Umsatzeinbruch bei Richemont "Ein beispielloses Ausmaß an Erschütterung"

Wie wenige andere wird die Luxusgüterindustrie hart von der Corona-Krise getroffen. Davon bleibt auch der Schweizer Branchenriese Richemont nicht verschont - dessen Umsätze sich binnen drei Monaten halbierten.
Luxusuhr von Vacheron Constantin: Die Marke gehört zum Schweizer Luxusgüterkonzern Richemont.

Luxusuhr von Vacheron Constantin: Die Marke gehört zum Schweizer Luxusgüterkonzern Richemont.

Foto: DENIS BALIBOUSE/ REUTERS

Die Corona-Krise brockt der lange verwöhnten Luxusgüterbranche einen historischen Absturz ein. Nachdem bereits der Uhrenriese Swatch und die Modemarke Burberry im Frühlingsquartal schwere Absatzeinbußen gemeldet hatten, brach nun auch bei Konkurrent Richemont fast die Hälfte des Geschäfts weg. Von April bis Juni sackte der Umsatz um 47 Prozent auf 1,99 Milliarden Euro ab, wie Richemont am Donnerstag mitteilte. Damit beschleunigte sich der Rückgang, der sich in den ersten drei Monaten des Jahres noch auf 18 Prozent belaufen hatte. "In den Zahlen spiegelt sich ein beispielloses Ausmaß an Erschütterung wider", erklärte das Management von Richemont.

Der Hersteller von Cartier-Schmuck und Luxusuhren von Vacheron Constantin und Jaeger Le Coultre sowie Zeitmessern der Marken A. Lange & Söhne, Baume & Mercier und IWC litt wie die gesamte Branche unter Ladenschließungen, einer gedrückten Verbraucherstimmung sowie der eingeschränkten Reisetätigkeit. So fehlte in den meisten Ländern die wichtige Kundengruppe der Chinesen. In Europa brachen die Umsätze deshalb um 59 Prozent ein. In China selbst hat das Geschäft dagegen um 47 Prozent angezogen, weil die Menschen auf Auslandsreisen verzichteten und stattdessen in der Heimat in Ladengeschäften und im Internet zugriffen. Einen Ausblick legte Richemont nicht vor.

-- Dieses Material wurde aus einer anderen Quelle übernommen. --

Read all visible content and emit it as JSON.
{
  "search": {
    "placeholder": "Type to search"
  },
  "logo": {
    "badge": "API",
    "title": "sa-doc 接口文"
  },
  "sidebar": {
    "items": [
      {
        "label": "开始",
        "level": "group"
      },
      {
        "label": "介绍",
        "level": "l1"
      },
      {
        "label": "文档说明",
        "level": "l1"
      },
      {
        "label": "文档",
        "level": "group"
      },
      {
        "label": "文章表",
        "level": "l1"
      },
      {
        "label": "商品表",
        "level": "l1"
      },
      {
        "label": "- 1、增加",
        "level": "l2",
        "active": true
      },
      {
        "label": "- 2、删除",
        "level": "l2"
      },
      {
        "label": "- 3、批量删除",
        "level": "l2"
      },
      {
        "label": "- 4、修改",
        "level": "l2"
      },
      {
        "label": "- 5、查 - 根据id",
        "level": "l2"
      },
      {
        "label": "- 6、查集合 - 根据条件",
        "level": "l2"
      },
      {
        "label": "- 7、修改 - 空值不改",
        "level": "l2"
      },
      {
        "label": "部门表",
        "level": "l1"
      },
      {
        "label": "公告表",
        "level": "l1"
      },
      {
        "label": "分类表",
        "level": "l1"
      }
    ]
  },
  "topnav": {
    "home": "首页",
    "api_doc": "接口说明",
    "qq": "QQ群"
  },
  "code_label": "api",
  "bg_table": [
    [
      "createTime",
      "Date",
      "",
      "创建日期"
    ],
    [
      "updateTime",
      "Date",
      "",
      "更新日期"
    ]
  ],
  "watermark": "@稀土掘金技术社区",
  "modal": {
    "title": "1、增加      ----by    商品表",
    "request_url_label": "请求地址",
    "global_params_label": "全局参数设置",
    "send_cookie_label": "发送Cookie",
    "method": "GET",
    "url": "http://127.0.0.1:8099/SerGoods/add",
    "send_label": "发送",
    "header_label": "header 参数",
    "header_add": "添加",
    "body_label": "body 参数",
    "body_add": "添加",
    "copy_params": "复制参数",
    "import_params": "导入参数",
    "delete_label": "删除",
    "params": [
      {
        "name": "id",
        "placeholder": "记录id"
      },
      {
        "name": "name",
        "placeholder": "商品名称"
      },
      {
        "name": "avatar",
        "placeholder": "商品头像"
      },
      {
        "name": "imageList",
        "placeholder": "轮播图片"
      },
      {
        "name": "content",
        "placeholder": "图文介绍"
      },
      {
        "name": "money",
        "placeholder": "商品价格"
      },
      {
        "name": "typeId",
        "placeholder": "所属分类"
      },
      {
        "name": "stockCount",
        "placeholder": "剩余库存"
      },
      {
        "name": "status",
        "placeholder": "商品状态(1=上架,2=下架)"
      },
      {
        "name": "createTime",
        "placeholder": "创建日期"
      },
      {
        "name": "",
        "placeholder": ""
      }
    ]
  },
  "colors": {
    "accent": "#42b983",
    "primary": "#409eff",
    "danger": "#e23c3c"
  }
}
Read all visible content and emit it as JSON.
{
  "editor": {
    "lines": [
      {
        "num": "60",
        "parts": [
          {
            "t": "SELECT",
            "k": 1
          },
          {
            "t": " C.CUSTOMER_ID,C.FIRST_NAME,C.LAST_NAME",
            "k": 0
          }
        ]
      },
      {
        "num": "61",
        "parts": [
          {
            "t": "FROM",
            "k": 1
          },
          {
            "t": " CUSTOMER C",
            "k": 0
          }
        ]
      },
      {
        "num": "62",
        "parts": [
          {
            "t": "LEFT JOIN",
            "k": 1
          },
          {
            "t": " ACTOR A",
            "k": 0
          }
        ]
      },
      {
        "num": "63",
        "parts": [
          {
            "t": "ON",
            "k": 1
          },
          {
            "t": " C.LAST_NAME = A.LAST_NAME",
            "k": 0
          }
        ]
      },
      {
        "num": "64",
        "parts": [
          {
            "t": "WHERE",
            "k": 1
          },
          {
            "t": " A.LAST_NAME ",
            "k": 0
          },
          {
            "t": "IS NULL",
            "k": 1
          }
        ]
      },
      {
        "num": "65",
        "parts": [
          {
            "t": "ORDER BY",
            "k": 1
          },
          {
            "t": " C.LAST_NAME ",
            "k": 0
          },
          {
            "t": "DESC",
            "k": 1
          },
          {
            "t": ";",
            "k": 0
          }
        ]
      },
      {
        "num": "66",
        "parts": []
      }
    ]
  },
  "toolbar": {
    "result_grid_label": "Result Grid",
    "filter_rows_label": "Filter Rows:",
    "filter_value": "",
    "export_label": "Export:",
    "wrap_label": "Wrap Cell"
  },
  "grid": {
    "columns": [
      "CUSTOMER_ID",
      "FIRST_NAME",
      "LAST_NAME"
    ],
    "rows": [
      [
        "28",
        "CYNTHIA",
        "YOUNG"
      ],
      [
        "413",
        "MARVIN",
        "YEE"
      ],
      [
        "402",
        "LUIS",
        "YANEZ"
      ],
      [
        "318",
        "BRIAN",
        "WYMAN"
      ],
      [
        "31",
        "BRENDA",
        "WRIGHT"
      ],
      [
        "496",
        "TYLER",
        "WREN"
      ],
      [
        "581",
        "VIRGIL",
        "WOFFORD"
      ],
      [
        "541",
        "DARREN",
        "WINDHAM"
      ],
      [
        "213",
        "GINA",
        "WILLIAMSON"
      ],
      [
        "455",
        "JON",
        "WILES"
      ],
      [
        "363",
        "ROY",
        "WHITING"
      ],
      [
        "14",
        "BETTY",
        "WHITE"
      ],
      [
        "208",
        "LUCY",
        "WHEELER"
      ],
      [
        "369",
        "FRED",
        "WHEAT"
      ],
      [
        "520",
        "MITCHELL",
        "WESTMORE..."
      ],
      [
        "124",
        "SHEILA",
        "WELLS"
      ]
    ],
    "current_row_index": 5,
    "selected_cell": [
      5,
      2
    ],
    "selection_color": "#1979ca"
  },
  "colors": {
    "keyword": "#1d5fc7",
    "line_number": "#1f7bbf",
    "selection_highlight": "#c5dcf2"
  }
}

Die Geschäftsbereiche wurden alle stark beeinträchtigt. Während die Schmuckverkäufe um 41 Prozent auf rund 1,1 Milliarden Euro sanken, brachen sie bei den Uhren gar um 56 Prozent auf 359 Millionen Euro ein. Bereits im Schlussquartal des im März abgeschlossenen Geschäftsjahres 2019/20 war der Umsatz im Zuge der Corona-Pandemie um ein Fünftel zurückgegangen.

Es sei nun entscheidend, wie sich die Kunden verhielten, wenn die Geschäfte wieder öffneten, erklärte Bernstein-Analyst Luca Solca. "Der große Appetit der chinesischen Verbraucher auf die Topmarken von Richemont wirkt in dieser Hinsicht beruhigend." Weniger zuversichtlich äußerte sich sein Kollege Patrik Schwendimann von der Zürcher Kantonalbank. Im laufenden Geschäftsjahr dürfte der Gewinn kräftig sinken und eine Normalisierung des Geschäfts könnte auf sich warten lassen. Ein Risikofaktor sei vor allem das Geschäft mit Touristen, das rund 40 Prozent zum Umsatz beisteuern dürfte. An der Börse sackten die Aktien von Richemont  um 5,5 Prozent ab.